Mantis C2 Architecture

Overview

Mantis C2 is a custom Command and Control framework developed to test and bypass modern EDR telemetry. Commercial and widely available C2 frameworks often carry heavily signatured stubs; Mantis was built from the ground up to minimize static and behavioral footprint.

1. Evasion and Persistence Architecture

AST-Driven Polymorphism Protocol

To defeat static analysis, the builder utilizes a custom source-code mutation protocol:

  • The agent is processed by a custom pre-compiler that mutates the AST to generate structurally unique binaries for every deployment. This defeats Control Flow Graph (CFG) analysis and static signatures, a key step beyond simple file hash mutation.
  • All sensitive strings (e.g., C2 domains, commands) are automatically detected and encrypted at the source-code level and decrypted at runtime using a file-local key.
  • Rather than dropping secondary stages to disk, Mantis allocates memory dynamically (using VirtualAlloc/VirtualProtect equivalents) and executes position-independent shellcode directly.
  • All DWARF tables and symbol information are automatically removed during cross-compilation to severely complicate reverse engineering efforts.

Stealth

  • The agent runs silently as a background process.
  • Check-in intervals are heavily randomized. During sleep cycles, the agent masks its memory regions to prevent in-memory scanning from flagging dormant malicious threads.

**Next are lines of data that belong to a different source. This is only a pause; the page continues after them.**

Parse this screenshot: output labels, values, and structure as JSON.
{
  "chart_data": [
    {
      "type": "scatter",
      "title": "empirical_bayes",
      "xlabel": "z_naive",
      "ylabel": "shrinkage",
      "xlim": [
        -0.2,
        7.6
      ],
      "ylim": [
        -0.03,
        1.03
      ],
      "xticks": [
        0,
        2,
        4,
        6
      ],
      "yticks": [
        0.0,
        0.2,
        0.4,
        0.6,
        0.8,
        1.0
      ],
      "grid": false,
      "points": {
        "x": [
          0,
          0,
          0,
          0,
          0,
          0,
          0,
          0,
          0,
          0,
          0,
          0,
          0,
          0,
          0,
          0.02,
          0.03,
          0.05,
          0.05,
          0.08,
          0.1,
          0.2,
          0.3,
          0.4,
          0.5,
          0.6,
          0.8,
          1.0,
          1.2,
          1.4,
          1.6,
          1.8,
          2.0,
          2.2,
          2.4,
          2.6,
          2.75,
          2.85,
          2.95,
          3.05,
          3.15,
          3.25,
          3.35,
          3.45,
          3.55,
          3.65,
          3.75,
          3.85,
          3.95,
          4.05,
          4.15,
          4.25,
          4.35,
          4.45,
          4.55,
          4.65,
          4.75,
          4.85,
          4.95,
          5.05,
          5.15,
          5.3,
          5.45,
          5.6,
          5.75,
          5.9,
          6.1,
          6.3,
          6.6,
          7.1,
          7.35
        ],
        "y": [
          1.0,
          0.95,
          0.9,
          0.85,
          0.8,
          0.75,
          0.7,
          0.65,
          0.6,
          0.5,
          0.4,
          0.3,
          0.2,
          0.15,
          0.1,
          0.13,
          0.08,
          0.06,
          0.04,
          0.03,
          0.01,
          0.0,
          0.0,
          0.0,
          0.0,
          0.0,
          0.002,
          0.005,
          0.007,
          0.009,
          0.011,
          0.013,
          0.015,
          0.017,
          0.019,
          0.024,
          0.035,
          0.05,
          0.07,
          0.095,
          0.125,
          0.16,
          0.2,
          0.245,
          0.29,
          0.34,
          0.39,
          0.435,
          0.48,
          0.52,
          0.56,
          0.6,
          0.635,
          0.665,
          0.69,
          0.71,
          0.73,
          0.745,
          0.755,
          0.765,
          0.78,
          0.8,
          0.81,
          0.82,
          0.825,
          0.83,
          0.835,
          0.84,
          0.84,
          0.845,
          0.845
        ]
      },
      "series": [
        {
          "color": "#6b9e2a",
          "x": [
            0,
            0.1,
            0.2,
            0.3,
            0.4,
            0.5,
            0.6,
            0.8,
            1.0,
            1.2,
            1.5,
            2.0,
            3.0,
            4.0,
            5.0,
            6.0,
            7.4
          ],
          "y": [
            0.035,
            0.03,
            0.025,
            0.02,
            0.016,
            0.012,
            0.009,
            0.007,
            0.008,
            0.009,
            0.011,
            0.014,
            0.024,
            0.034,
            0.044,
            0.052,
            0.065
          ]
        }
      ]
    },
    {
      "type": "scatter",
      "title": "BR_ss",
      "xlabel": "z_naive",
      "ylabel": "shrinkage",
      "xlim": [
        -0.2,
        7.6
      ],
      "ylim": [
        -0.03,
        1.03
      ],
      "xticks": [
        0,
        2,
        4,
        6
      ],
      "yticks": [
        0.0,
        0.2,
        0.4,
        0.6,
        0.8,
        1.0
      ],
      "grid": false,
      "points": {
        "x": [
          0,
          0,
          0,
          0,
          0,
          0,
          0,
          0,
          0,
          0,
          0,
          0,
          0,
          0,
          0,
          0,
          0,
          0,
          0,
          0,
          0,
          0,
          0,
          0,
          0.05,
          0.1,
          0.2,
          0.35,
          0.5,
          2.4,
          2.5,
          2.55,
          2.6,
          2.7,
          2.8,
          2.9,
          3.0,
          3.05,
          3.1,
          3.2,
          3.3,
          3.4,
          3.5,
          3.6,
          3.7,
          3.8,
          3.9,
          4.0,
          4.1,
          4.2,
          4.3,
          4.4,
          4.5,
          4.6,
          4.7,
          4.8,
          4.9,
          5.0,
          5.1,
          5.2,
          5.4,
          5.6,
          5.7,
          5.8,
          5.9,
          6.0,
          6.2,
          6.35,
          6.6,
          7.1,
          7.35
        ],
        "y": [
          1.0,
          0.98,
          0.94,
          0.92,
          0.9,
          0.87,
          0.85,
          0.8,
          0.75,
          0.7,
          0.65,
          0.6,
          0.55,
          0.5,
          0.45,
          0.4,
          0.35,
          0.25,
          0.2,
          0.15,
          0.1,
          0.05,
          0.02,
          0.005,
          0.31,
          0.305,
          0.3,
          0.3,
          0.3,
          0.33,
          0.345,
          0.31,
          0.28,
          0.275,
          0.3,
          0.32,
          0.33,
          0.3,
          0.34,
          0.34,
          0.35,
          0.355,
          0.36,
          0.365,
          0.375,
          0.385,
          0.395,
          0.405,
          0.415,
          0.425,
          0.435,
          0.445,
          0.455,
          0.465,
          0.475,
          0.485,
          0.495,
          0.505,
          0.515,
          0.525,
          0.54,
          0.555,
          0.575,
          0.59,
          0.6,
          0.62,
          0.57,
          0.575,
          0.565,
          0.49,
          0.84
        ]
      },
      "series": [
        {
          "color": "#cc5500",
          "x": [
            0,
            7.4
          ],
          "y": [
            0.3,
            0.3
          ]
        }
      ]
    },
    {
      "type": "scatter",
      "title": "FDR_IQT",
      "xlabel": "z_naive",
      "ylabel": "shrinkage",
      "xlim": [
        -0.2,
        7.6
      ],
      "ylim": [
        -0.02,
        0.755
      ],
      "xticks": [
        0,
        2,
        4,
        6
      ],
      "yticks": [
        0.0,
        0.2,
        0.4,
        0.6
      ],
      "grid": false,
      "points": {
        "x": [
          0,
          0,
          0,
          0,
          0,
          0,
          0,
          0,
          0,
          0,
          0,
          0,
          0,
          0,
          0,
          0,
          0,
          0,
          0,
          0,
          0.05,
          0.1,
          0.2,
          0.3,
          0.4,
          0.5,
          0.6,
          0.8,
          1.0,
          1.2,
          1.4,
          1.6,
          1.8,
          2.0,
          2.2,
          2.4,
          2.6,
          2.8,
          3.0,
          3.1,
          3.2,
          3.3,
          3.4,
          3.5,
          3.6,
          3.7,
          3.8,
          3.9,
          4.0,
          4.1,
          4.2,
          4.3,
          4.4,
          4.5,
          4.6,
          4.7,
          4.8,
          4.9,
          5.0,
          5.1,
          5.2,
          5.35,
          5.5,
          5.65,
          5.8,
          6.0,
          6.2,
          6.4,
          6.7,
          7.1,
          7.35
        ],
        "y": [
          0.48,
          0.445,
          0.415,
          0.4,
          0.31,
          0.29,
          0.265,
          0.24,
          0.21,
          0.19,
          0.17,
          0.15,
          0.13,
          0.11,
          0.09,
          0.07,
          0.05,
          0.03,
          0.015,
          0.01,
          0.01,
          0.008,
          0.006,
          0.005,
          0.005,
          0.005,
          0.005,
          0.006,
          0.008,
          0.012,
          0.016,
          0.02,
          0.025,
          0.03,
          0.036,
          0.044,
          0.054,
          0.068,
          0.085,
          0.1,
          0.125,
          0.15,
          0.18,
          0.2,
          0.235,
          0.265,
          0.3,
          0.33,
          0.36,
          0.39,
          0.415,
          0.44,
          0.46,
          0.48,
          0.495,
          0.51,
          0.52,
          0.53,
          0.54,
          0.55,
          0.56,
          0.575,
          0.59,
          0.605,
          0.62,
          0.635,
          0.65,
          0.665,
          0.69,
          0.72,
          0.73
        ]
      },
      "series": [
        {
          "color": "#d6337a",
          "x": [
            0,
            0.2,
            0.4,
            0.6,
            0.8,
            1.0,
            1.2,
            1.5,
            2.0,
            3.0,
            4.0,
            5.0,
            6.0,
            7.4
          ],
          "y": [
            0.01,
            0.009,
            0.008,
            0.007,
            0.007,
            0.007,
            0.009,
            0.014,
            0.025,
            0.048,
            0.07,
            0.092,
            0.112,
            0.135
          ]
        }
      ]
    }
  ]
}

Self-Contained destruction

The quit command initiates a self-destruct routine, which is critical for operational cleanup:

  1. Removes Windows Registry Run keys used for persistence.
  2. Securely deletes the executable binary from the disk.
  3. Terminates the session and signals the C2 server.

2. Streaming Data Telemetry

The core innovation is the streaming telemetry model, designed for high-volume, low-latency exfiltration:

  1. Data is sent immediately in small, encrypted batches over a covert TCP channel. This ensures data capture is continuous, even if the session is unexpectedly terminated.
  2. An immediate Stage 1 Recon Report is generated upon connection, providing the operator with critical system and file metadata before any manual command is issued.
  3. Files exceeding a defined threshold are automatically streamed raw in chunks, bypassing the compression engine to prevent memory spikes and keep CPU load minimal.

3. Tooling and Sanitization

The framework includes a custom Builder tool to generate payloads. The code is structured to enforce responsible usage.

Disclaimer: Core features, including the encryption/decryption keys, C2 IP/Port configuration, and the full multi-threaded session management logic, are omitted from this public documentation to prevent weaponization and maintain responsible disclosure standards. For the technical mechanism behind the polymorphic build, please refer to the dedicated research: Go AST Polymorphic Engine.

This tool is for educational research and authorized internal threat simulation only.